Statistical methods for the identification and use of prognostic factors

Abstract
This is an expository paper which reviews the rationale for determining prognostic factors and the statistical methods for finding and allowing for such factors in the design and analysis of clinical studies. The delineation of prognostic factors in clinical studies is useful: in possibly providing insight into the mechanism of disease; in the determination of stratifications of patients for planning clinical trials; in facilitating the comparison between the outcomes of disease in different groups of patients; in assisting in the allocation of treatment to an individual patient and in permitting remedial action.

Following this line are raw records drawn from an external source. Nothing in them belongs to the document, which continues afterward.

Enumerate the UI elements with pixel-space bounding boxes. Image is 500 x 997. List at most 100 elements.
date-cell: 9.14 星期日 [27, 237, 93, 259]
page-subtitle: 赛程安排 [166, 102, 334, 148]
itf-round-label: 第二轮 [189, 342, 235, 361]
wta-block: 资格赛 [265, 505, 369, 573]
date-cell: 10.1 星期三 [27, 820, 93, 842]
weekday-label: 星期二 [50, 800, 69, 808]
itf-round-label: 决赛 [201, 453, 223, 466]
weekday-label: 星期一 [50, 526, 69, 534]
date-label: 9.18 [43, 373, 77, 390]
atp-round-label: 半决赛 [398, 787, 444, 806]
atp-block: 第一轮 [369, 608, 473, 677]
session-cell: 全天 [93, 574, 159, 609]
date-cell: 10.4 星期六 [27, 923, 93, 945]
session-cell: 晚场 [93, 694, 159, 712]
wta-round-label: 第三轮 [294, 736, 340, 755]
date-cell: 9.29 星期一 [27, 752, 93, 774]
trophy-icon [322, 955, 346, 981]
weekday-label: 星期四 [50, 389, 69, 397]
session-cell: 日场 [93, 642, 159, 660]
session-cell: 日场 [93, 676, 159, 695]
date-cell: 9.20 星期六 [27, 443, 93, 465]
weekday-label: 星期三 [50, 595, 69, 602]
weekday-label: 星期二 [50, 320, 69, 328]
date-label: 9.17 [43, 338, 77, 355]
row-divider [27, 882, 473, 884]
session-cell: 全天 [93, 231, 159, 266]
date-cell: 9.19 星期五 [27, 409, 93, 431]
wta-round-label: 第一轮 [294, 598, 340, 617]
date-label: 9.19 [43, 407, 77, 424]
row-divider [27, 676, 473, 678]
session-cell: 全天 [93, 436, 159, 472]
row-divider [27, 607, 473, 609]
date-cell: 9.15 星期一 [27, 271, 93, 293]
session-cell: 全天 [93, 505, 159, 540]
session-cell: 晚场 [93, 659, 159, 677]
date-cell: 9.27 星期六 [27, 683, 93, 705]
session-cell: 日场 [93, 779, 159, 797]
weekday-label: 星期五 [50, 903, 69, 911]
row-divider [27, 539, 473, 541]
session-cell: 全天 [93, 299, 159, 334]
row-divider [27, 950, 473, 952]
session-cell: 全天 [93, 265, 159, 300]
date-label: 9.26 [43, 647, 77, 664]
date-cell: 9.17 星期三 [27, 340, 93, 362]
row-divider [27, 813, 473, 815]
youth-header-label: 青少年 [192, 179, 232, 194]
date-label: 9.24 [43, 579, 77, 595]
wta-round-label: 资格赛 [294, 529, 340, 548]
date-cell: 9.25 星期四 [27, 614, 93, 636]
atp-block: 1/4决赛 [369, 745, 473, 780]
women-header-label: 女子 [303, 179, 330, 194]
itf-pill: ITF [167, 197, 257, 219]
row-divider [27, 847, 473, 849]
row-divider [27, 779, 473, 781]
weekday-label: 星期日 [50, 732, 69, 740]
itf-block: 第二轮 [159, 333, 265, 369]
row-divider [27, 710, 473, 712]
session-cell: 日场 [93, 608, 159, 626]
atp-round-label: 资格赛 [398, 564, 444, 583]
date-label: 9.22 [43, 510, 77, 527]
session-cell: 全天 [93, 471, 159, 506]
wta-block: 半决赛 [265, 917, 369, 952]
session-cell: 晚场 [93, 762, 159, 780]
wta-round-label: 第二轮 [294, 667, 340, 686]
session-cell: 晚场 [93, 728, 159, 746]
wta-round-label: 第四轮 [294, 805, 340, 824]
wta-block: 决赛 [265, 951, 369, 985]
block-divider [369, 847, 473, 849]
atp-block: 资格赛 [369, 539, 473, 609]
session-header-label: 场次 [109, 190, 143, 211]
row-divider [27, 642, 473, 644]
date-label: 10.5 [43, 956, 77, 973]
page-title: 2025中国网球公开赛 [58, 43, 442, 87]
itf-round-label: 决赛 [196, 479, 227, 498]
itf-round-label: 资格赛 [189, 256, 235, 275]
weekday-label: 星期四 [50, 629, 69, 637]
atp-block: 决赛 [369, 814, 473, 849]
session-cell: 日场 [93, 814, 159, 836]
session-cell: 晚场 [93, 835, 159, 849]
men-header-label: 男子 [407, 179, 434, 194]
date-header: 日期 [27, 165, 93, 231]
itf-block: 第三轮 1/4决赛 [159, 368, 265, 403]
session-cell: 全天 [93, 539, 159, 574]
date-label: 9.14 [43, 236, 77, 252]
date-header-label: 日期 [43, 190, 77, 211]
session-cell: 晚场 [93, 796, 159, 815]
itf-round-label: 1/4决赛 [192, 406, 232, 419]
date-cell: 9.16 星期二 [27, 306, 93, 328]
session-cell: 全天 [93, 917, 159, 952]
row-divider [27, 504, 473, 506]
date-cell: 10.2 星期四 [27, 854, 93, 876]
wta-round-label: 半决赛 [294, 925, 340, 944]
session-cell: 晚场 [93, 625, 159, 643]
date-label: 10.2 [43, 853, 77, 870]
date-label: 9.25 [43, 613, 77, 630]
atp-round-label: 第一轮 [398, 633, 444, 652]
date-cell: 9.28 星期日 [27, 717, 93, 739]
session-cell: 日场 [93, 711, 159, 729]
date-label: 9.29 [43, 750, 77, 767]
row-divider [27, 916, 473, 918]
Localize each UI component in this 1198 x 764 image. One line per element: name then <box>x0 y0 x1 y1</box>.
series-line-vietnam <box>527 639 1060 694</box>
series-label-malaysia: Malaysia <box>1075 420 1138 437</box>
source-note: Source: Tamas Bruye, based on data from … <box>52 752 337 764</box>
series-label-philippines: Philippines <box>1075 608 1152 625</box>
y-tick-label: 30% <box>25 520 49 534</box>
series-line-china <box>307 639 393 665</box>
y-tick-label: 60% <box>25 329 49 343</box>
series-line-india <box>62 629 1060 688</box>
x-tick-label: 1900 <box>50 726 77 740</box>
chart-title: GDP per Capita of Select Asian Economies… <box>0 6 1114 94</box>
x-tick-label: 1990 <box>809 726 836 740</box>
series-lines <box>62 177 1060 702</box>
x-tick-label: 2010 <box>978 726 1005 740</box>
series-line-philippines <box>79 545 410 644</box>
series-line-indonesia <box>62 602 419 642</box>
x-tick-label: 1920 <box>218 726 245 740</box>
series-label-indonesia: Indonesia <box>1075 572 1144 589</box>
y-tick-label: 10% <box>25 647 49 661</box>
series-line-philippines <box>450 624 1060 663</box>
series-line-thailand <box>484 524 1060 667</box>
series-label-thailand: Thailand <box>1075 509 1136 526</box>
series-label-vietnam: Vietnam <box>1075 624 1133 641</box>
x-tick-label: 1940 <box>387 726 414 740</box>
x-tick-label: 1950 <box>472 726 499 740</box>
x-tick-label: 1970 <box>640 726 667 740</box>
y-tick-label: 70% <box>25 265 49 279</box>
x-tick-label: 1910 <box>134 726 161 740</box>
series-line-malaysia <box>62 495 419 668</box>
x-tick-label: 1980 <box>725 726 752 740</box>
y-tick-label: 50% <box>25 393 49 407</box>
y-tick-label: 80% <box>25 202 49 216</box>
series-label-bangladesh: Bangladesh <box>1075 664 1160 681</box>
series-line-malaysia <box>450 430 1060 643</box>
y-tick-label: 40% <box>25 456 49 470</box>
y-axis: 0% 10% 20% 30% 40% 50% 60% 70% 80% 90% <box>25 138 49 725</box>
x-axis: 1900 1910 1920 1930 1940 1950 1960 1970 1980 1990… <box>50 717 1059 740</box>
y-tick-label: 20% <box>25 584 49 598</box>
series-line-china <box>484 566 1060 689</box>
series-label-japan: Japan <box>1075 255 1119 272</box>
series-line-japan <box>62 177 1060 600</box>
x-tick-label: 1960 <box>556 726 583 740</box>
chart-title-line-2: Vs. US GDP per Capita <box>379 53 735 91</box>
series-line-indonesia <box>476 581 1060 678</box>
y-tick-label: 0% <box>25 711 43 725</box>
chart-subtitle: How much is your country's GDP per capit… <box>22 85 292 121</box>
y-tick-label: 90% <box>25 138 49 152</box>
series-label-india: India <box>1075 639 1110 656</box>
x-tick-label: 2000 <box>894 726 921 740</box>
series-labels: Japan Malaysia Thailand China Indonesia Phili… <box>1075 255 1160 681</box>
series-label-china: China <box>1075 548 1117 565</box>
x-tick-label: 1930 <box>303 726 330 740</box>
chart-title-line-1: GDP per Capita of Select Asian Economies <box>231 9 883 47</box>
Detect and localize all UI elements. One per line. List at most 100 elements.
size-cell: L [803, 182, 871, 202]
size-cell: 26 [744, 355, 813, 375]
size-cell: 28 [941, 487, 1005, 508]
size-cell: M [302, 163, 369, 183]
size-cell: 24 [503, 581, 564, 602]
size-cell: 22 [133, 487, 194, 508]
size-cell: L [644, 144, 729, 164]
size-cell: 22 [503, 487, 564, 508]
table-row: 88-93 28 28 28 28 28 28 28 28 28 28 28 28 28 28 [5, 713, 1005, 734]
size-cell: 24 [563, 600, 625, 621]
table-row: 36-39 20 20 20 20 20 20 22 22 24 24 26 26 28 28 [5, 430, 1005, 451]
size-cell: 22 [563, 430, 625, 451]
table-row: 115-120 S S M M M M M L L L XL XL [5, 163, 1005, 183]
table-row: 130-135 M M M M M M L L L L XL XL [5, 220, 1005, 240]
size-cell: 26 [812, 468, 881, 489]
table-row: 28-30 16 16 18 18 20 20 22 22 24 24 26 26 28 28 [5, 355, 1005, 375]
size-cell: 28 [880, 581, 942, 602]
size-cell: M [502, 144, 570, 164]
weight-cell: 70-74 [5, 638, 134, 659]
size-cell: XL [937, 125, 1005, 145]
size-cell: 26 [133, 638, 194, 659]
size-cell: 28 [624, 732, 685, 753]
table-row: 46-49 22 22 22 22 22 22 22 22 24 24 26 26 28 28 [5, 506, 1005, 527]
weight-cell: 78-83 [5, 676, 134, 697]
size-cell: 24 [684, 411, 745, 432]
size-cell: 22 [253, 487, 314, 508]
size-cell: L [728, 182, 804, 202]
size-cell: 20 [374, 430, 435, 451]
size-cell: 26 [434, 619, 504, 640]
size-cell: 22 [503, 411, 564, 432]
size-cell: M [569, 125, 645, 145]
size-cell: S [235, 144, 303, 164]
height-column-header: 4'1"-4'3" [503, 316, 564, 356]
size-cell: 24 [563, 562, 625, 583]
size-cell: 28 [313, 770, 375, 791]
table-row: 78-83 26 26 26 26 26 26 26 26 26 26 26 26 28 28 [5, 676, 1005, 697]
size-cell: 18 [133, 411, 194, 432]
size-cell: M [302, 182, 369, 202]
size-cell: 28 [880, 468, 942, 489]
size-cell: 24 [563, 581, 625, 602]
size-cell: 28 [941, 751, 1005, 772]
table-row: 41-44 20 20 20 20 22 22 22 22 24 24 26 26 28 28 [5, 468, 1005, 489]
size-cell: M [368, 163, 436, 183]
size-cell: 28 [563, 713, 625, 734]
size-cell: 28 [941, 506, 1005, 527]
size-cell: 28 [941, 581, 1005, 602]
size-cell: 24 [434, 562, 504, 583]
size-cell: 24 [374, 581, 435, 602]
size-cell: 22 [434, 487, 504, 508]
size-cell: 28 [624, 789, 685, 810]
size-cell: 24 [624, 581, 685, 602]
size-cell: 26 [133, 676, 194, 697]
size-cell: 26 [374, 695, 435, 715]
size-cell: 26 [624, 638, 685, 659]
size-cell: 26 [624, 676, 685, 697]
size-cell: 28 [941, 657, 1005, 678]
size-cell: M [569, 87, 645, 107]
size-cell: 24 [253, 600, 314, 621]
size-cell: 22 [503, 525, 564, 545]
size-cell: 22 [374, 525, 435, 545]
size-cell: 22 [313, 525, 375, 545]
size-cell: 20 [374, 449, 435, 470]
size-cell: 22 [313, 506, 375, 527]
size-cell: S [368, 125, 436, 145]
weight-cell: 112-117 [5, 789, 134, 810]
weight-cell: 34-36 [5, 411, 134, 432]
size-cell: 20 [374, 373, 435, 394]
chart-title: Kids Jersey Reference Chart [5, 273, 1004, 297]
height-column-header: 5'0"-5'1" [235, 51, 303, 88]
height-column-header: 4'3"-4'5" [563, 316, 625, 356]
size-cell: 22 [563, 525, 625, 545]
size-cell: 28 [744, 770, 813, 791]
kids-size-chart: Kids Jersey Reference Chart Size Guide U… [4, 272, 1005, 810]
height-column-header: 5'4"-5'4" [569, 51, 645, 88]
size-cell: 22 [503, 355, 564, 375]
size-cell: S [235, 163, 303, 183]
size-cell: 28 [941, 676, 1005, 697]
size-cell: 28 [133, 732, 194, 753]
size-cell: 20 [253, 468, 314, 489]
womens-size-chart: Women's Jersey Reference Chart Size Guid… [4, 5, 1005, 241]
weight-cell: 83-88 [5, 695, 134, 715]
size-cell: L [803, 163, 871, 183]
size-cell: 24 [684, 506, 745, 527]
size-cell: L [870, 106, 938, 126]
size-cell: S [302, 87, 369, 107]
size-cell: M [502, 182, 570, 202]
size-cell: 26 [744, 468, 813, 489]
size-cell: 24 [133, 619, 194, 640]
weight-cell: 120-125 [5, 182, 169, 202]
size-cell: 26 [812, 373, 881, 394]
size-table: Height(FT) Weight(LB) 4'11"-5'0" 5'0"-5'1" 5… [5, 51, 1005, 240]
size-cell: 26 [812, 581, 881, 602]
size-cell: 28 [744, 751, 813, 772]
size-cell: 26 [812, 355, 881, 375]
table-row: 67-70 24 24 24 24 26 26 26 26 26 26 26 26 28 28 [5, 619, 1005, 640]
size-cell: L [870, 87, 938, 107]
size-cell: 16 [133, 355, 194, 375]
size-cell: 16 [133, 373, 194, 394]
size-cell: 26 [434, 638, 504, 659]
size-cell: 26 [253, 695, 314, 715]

A response variable is a measure of the future health or illness of the patient and its value is usually dependent on one or more prognostic variables. Statistical methodology for determining prognostic factors is reviewed for the case in which response is dichotomous, continuous or a measure of time (with the possibility of censored observations) and when the predictor variables are discrete or continuous (or a combination of both types). Methods of allowing for known prognostic variables in the analysis of a study are reviewed. These include: grouping of patients according to prognostic variables and comparing treatments separately within each group; covariance analysis and maximum likelihood. Knowledge of prognostic factors is useful in defining a control group which is to be compared with a treated group in non‐randomized studies. Three examples of studies designed to elucidate prognostic factors are described, one each in breast cancer, cancer of the prostate and Hodgkin's disease.